I open my eyes and peer into the darkness, unsure how much time has passed, unsure how I got here. Unease floats into my mind and settles there, warning me to remain submerged in this dream-like state of mind, warning me that there is something menacing about facing reality.
Ragged breathing to my right snaps me back to reality with agonizing quickness and I flinch from the pain of realization. The beast that hovers beside me inhales all that is left of my innocence and exhales death. Death… That is what I smell on Its breath, as if It had eaten someone’s soul. Maybe the girl before me? I don’t think I have a soul left to lose. I have already sold it to the Devil and he gave me over to one of his demons.
I reach for the blanket and drag it up over my exposed body, but the Thing rips the fabric from my grasping fingers. “You can’t hide from me *****”. I will my skin to turn to stone, and imagine that I cannot feel Its biting nails and grimy fingers that leave trails of blood and dirt in their wake.

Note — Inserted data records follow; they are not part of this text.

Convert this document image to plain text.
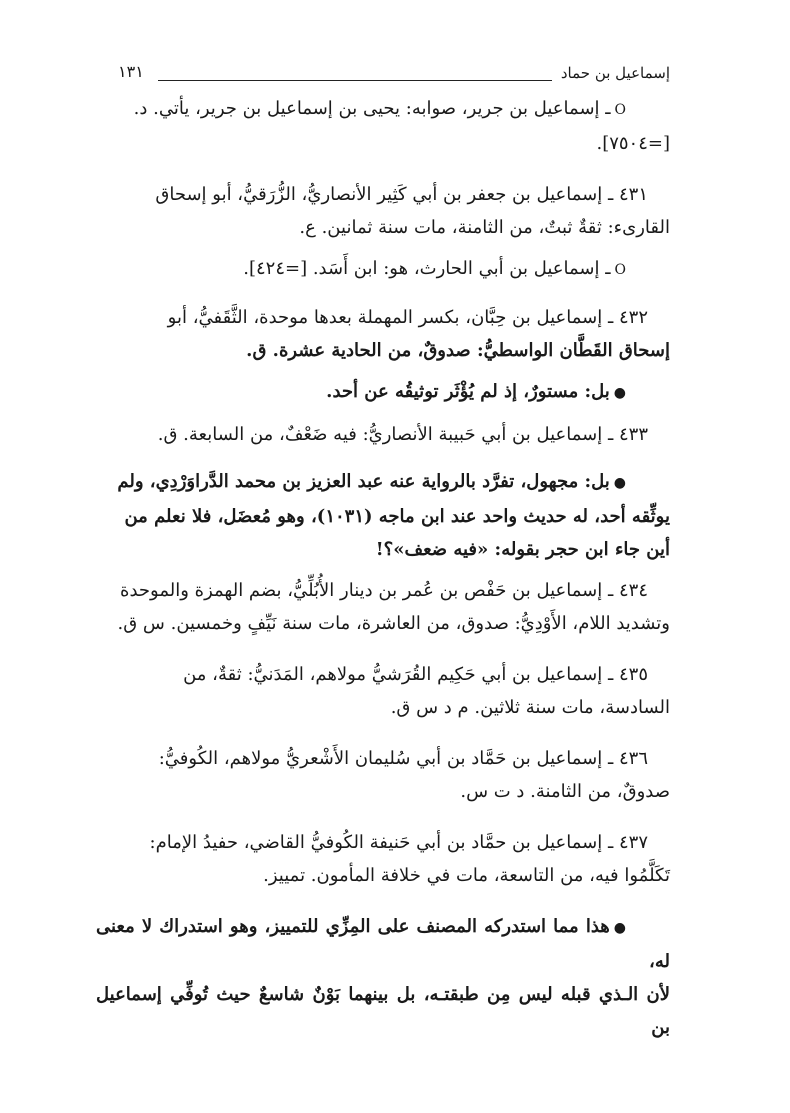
إسماعيل بن حماد
١٣١
Oـ إسماعيل بن جرير، صوابه: يحيى بن إسماعيل بن جرير، يأتي. د.
[=٧٥٠٤].
٤٣١ ـ إسماعيل بن جعفر بن أبي كَثِير الأنصاريُّ، الزُّرَقيُّ، أبو إسحاق
القارىء: ثقةٌ ثبتٌ، من الثامنة، مات سنة ثمانين. ع.
Oـ إسماعيل بن أبي الحارث، هو: ابن أَسَد. [=٤٢٤].
٤٣٢ ـ إسماعيل بن حِبَّان، بكسر المهملة بعدها موحدة، الثَّقَفيُّ، أبو
إسحاق القَطَّان الواسطيُّ: صدوقٌ، من الحادية عشرة. ق.
●بل: مستورٌ، إذ لم يُؤْثَر توثيقُه عن أحد.
٤٣٣ ـ إسماعيل بن أبي حَبيبة الأنصاريُّ: فيه ضَعْفٌ، من السابعة. ق.
●بل: مجهول، تفرَّد بالرواية عنه عبد العزيز بن محمد الدَّراوَرْدِي، ولم
يوثِّقه أحد، له حديث واحد عند ابن ماجه (١٠٣١)، وهو مُعضَل، فلا نعلم من
أين جاء ابن حجر بقوله: «فيه ضعف»؟!
٤٣٤ ـ إسماعيل بن حَفْص بن عُمر بن دينار الأُبُلِّيُّ، بضم الهمزة والموحدة
وتشديد اللام، الأَوْدِيُّ: صدوق، من العاشرة، مات سنة نَيِّفٍ وخمسين. س ق.
٤٣٥ ـ إسماعيل بن أبي حَكِيم القُرَشيُّ مولاهم، المَدَنيُّ: ثقةٌ، من
السادسة، مات سنة ثلاثين. م د س ق.
٤٣٦ ـ إسماعيل بن حَمَّاد بن أبي سُليمان الأَشْعريُّ مولاهم، الكُوفيُّ:
صدوقٌ، من الثامنة. د ت س.
٤٣٧ ـ إسماعيل بن حمَّاد بن أبي حَنيفة الكُوفيُّ القاضي، حفيدُ الإمام:
تَكَلَّمُوا فيه، من التاسعة، مات في خلافة المأمون. تمييز.
●هذا مما استدركه المصنف على المِزِّي للتمييز، وهو استدراك لا معنى له،
لأن الـذي قبله ليس مِن طبقتـه، بل بينهما بَوْنٌ شاسعٌ حيث تُوفِّي إسماعيل بن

Drift away, I command myself. Drift away from here. Drift away like a leaf in the fall. Be small and unimportant; do not attract attention. Drift out of this room silently and gracefully into the night. Do not stop. Do not look back. Do not let the pain distract.
But that which has worked so many times before, is failing me now. The illusion is rapidly fading, taking with it what little control I possess. My mask begins to crack and the tears seep out. The beast sneers at my weakness. “What’s wrong *****? You don’t like what you came for? Too ******* bad, because you’re mine now.”
I turn my head to the side to focus on a nail in the wall. “Look at me” demands the beast. Why do they always demand that I look at them? Is it some sort of power trip? I refuse to look. I glare at the nail in defiance and am rewarded with a blow to the stomach, but still I refuse. I must keep some semblance of control.
Drift away, I whisper to myself. A slap stings my face. Drift away from here. Blood trickles down my lip. Drift away like a leaf in the fall. “I said look at me!” Be small and unimportant; Do not attract attention. Pain in my abdomen, fear in my gut. Drift out of this room… “You can’t leave until I’m finished with you” Silently and gracefully into the night. A fist connects with my arms Do not stop. And then with my chest Do not look back And then with my jaw *Do not let the pain distract.
This is dark, I know....but there is healing in speaking out...and being transparently honest.